Cancer target discovery
Dependency map
Data portal to share analysis and discovery of biomarkers for cancer therapeutics
The background
The Cancer Data Science group within the broad institute have continuously sequenced thousands of cancer cell line ranging in 67 different cancer types with 40% of lines categorized as rare or pediatric cancers. The group has developed an ML algorithm to accurately predict the dependency of these cancer cell lines to specific genes coining the name “The Cancer Dependency Map” (DepMap). These dependent genes in theory would be targets for therapeutics and successfully knocking out these specific genes without harming the target tissue can essentially limit the growth of the cancer. The team is regularly increasing the number of samples and rerunning the sequencing of all the cell lines quarterly to gather longitudinal data to inform the algorithm and to continuously release the data to the cancer research community.
The challenge
The team produces terabytes of data, and the value is the analysis that makes the data accessible, and the normalization across the cell lines makes them comparable. So the team wanted to create a data portal of precomputed data and analysis to present to the community, including analytic tools to browse and discover the data set.

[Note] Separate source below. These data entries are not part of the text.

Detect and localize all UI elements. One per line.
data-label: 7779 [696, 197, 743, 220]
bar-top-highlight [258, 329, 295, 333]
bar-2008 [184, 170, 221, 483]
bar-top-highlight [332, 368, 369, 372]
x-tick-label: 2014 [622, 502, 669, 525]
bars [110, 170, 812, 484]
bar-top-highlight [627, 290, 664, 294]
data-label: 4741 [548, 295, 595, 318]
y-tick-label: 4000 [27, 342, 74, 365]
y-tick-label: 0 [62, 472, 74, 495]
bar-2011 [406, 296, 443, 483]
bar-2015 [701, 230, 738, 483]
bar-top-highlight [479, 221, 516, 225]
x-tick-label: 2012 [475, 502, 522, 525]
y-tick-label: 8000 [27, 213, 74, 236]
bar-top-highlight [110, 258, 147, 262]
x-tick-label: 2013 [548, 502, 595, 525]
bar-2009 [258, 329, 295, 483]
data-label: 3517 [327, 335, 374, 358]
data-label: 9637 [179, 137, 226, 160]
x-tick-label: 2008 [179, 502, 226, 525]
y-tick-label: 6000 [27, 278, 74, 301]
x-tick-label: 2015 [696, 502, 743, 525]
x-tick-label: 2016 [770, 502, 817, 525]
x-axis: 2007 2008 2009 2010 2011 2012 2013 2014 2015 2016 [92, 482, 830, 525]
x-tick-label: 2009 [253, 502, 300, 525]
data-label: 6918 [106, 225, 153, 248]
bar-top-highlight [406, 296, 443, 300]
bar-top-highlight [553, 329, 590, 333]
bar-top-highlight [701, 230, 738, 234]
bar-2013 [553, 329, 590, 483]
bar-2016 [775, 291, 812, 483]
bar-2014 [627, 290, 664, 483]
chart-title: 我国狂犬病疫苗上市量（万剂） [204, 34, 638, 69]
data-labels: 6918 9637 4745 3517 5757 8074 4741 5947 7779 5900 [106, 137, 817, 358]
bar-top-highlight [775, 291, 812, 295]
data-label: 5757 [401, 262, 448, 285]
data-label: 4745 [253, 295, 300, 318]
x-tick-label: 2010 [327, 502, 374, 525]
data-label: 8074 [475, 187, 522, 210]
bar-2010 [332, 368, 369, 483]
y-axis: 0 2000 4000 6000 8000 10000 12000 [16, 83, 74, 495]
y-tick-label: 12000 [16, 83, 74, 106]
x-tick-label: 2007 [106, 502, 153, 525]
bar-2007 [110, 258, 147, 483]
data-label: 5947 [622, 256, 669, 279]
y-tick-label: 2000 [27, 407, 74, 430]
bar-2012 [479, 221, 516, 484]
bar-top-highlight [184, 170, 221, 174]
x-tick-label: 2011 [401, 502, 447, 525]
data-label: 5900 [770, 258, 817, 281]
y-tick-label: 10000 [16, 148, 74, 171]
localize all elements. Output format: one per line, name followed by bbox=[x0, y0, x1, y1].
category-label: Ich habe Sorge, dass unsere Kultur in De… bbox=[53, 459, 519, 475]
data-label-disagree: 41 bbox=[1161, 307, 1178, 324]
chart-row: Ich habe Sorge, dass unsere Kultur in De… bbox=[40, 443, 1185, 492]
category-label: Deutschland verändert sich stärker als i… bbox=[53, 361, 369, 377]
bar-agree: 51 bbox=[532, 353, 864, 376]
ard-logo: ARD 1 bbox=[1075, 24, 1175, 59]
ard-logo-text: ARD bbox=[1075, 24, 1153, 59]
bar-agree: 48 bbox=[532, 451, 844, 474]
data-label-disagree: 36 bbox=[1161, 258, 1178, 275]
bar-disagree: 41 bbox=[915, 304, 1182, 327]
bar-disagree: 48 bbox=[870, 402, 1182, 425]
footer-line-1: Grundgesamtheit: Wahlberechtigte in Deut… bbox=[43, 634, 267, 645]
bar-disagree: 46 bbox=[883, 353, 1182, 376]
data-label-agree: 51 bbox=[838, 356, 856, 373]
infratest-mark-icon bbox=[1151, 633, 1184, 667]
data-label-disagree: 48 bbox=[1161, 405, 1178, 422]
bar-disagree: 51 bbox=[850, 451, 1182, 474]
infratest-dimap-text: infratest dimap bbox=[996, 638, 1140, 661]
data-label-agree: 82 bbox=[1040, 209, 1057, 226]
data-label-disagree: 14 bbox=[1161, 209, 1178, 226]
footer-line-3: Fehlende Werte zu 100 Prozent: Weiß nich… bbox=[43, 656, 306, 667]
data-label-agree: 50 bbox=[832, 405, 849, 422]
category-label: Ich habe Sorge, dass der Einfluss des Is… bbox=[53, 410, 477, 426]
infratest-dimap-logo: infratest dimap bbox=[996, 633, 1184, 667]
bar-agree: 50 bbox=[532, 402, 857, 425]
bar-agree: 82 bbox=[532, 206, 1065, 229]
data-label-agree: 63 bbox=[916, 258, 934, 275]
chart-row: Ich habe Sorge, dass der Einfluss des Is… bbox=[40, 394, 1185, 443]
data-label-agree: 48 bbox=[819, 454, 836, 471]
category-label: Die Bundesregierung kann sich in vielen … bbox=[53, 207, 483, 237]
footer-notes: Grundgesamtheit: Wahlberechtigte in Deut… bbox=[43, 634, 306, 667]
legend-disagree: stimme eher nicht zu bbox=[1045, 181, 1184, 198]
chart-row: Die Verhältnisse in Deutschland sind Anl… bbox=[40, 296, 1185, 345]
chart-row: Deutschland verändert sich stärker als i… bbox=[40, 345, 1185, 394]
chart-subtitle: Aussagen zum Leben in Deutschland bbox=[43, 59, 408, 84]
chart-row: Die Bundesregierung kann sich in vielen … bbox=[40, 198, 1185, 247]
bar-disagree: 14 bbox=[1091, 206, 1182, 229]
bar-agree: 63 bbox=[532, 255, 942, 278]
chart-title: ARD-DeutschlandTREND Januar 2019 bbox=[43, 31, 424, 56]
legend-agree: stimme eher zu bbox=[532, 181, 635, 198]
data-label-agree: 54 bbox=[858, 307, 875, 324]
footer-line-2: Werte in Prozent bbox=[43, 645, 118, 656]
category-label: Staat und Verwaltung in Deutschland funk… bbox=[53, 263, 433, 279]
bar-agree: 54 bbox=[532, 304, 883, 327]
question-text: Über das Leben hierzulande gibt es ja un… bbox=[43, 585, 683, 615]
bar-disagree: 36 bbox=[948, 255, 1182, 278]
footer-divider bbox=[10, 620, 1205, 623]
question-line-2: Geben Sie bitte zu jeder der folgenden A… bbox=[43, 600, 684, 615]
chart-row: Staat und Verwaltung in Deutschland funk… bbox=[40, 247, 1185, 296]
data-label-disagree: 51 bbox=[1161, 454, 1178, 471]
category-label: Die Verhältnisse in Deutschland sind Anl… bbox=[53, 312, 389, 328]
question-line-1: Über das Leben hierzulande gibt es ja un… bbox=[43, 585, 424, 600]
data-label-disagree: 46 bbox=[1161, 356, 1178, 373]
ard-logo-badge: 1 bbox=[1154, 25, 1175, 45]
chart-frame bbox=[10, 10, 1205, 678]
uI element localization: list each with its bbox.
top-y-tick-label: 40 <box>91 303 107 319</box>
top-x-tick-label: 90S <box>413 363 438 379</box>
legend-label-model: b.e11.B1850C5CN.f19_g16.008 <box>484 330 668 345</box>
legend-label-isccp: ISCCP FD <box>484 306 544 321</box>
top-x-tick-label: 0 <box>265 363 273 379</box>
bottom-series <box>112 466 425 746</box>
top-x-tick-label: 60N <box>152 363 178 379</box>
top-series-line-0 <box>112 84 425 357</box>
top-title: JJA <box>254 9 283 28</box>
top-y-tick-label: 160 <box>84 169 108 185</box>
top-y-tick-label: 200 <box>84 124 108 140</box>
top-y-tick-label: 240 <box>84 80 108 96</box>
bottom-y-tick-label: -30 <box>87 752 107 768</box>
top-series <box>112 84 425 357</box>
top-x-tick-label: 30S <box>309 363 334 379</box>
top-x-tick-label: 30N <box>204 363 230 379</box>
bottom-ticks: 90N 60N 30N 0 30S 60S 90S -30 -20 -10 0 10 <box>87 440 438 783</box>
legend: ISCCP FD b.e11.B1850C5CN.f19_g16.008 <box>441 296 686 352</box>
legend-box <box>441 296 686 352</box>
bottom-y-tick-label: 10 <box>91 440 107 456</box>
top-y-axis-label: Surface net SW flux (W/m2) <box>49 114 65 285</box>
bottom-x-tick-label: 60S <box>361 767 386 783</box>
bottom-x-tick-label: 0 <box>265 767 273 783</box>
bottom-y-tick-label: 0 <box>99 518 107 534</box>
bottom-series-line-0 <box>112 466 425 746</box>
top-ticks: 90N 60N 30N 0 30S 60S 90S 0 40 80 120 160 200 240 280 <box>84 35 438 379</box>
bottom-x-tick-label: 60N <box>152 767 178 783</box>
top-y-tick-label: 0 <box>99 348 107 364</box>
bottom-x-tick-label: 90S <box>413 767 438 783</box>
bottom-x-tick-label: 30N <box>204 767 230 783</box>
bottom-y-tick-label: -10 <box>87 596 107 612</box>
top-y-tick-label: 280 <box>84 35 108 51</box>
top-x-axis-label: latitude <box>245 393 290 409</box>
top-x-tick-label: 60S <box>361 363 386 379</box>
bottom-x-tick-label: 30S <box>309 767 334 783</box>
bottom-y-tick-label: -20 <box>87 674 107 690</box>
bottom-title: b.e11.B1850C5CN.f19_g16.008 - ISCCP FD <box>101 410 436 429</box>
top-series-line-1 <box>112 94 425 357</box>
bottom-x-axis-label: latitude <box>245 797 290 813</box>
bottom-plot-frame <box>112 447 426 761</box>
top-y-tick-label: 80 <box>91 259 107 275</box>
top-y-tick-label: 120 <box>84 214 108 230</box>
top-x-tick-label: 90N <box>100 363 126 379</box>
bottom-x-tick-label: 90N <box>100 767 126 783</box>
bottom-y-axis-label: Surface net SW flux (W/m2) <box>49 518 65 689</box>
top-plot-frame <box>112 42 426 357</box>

I was brought onto the team as the sole designer to help design the portal and it’s interactive data visualization tools but since there was no portal at the time, and I also designed the architecture and created the branding.
My design priorities were:
Accurately portray the scientific data.
Balancing high level lookups for easy access to the data and analytic tools for deep dives into the data analysis.
Balancing Searchability vs Browsability
BONUS 1: Mobile friendly
The Solution
The main use case is that a user comes to the portal with a Gene in mind and they enter into the search bar. The primary interaction for the user is the following gene page.
Each analysis is separated onto it’s own card.
The cards are organized by user needs and associated data.
Each card gives a summary of the data through the lens of the users’ gene of interest ie., here’s the data for your gene of interest and here’s the comparison to the rest of the population.
The cards serve several purposes.
A high level summary
An entry into an analytical tool for a deeper dive
They are mobile friendly
They are repurposed for tertiary information on the analytic tools pages for supporting data and cross linking to increase browsability.
The user enters this page through a search bar when searching for a gene of interest. This is a “gene” page and it contains all of the data that Depmap team has on a gene of interest. The cards will vary depending on the available data.
Here are the available cards, they are ordered on the page from left-to-right and top-to-bottom. The top-left card is the primary dataset for the portal, it’s the “Dependency score”. The order of all other cards are defined by user needs of supporting data, so the user can increase their confidence and trust in the dependency score.
The landing page for the portal give users many points of entry into the data itself. Users that know exactly where to go would be able to search for a gene, cell line, compound or lineage. New users would be able to quickly scan the “Use this portal to:” section to identify what tools and analysis are available on the portal and click through to see examples.
Here are some examples of the deep dive tools available on the portal, user would enter into these tools either through the data cards or through the tools dropdown menu. Entering a tool through a data card would automatically populate the tool with the analysis defined from the card. Entering a tool through the dropdown menu, the user will will need to define the parameters themselves.
In addition to written documentation that I would create, I also created quick “how-to videos” to help users get familiar with the tools. I would write the script and review with our computational biologist, then record the audio and screen interactions and compose the videos for the final product.
The process
Here’s the iterative design process that I used for all of my Depmap portal work.
Details process is down below.
AT = Me
CDS Stakeholder = Cancer Data Science computational biologist
Researching the domain and understanding the data is usually the first step for me. I will meet with the content experts to comb through the analysis and data to understand what the shape of the data is to understand the metric that we’re presenting to the users.
After meeting with the computational biologist to get a better understanding of the analysis and data behind the metric. I would start to map out all of the user requirements along a user flow and would prioritize our main use cases but build in interactions to solve edge cases. I would then start to map out the user interactions needed along the user flow.
Since these are all new analysis, I’ll start to create wireframes from the defined user flows and requirements. I’ll start with many ideas and will start to refine the design with consideration of development cost. At this point once I have a visual for users to react too, I’ll create clickable designs to start testing and getting feedback from our users. I will usually need to give background on the new analysis and what the value it brings to the portal.
With feedback from our users I’ll refine the design of the UI, but during the same interviews I’ll ask questions regarding the interpretation of the visualization and data. I’ll then visualize the data in a few different forms to get feedback from our users to see which is the most intuitive when trying to understand a new dataset.
At this point after defining pain points and user needs and solving for the major use cases, I’ll start to refine the design to produce final design and a hand-off document to work through development with the engineers.